Friday, April 02, 2010 12:03 am by M. in , ,    No comments
A new scholar book which explores the critical contemporary response to Charlotte Brontë, among other women writers:
Women Reviewing Women in Nineteenth-Century Britain
The Critical Reception of Jane Austen, Charlotte Brontë and George Eliot


* Imprint: Ashgate
* Series : The Nineteenth Century Series
* Published: April 2010
* Format: 234 x 156 mm
* Extent: 194 pages
* Binding: Hardback
* ISBN: 978-0-7546-6336-2

Focusing particularly on the critical reception of Jane Austen, Charlotte Brontë and George Eliot, Joanne Wilkes offers in-depth examinations of reviews by eight female critics: Maria Jane Jewsbury, Sara Coleridge, Hannah Lawrance, Jane Williams, Julia Kavanagh, Anne Mozley, Margaret Oliphant and Mary Augusta Ward. What they wrote about women writers, and what their writings tell us about the critics' own sense of themselves as women writers, reveal the distinctive character of nineteenth-century women's contributions to literary history.
Wilkes explores the different choices these critics, writing when women had to grapple with limiting assumptions about female intellectual capacities, made about how to disseminate their own writing.

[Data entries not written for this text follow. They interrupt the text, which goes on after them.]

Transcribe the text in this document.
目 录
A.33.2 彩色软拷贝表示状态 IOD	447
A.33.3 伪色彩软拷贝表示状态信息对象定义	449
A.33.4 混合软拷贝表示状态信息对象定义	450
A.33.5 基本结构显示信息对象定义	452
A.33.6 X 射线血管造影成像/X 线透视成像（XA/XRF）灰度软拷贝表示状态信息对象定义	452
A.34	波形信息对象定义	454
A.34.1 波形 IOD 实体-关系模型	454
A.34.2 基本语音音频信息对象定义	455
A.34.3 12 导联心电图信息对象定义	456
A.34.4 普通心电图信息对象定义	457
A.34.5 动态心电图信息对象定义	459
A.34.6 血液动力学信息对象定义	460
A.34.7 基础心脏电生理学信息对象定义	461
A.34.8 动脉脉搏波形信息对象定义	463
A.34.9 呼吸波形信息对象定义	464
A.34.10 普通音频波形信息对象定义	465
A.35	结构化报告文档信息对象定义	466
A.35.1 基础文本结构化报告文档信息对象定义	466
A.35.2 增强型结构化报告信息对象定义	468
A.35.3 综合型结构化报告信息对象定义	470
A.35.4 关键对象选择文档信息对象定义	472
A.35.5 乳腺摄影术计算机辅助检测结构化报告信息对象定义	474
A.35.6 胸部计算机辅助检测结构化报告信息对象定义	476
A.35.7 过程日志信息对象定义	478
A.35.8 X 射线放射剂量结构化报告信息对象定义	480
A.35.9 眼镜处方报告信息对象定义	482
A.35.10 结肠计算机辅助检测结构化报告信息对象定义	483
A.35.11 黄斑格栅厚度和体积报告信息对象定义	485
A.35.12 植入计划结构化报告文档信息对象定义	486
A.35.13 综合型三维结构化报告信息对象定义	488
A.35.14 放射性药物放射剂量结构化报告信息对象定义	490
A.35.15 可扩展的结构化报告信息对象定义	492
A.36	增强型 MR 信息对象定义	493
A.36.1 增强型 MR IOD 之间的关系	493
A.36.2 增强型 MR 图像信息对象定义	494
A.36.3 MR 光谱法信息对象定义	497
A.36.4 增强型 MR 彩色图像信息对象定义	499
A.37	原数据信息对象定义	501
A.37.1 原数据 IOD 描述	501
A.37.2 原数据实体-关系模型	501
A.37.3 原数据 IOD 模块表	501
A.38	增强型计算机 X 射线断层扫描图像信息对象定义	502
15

While several publishing in periodicals wrote anonymously, others published books, articles and reviews under their own names. Wilkes teases out the distinctiveness of nineteenth-century women's often ignored contributions to the critical reception of canonical women authors, and also devotes space to the pioneering efforts of Lawrance, Kavanagh and Williams to draw attention to the long tradition of female literary activity up to the nineteenth century. She draws on commentary by male critics of the period as well, to provide context for this important contribution to the recuperation of women's critical discourse in nineteenth-century Britain.

Contents:
Introduction; Maria Jane Jewsbury and Sara Coleridge; Writing women's literary history: Hannah Lawrance, Jane Williams, and Julia Kavanagh; Anne Mozley; Margaret Oliphant and Mary Augusta Ward; Conclusion; Bibliography; Index.